At Harris’s speech in Phoenix on Thursday, the vice-president told voters to prepare for “one of the most consequential elections of our lifetime” and criticized the former president for saying he’d protect women “whether the women like it or not”. But the question of what the former president’s supporters would do if he loses was on attendees’ mind.

“I would say that I definitely worry about that since he hasn’t conceded the last election,” said Bethany Hagen, 34, as she waited for a ride in the parking lot of the amphitheater where Harris spoke.

While no one the Guardian spoke to predicted imminent violence, many acknowledged that life in a swing state made participating in, or even discussing, politics a fraught experience.

“It is hard to talk to people here,” said Hagen, a Colorado native who had moved to the state.

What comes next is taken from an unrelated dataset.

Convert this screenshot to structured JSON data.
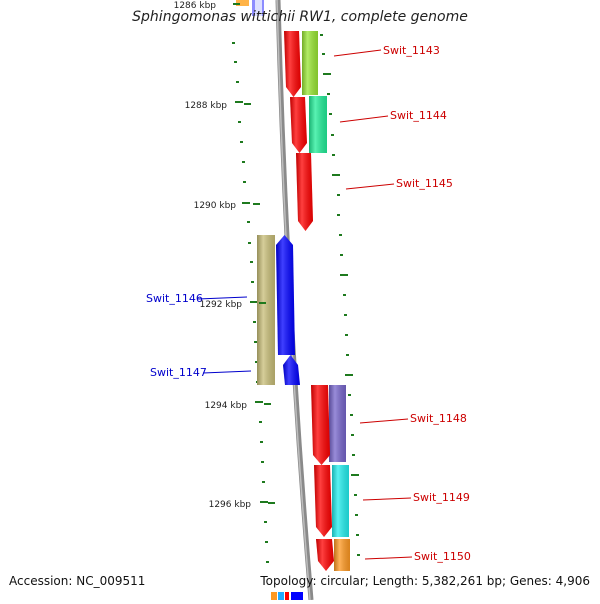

Stacey Stocks, a resident of Surprise, a conservative suburb of Phoenix, was nervous about door-knocking for Harris in her neighborhood, but met no trouble when she did go out. But Stocks, 53, remains concerned that Trump will say something to incite his supporters, and believes the best way to head that off is for Harris to win definitively.

“I really hope that most people were appalled by what happened in January 6 and really motivated them, maybe this time around, to get out and actually vote,” she said. “I’m hoping that this will be a landslide.”

Ruth Murphy, a state Democratic party committee member, said she’s started taking in the political yard signs she displays at home every evening, after someone stole an earlier batch. But she believes Arizona officials this year are better prepared for whatever the election might bring.

“I know it can happen, but I think with the experiences that we’ve had in the past, we will be more ready for it, if it happens,” she said.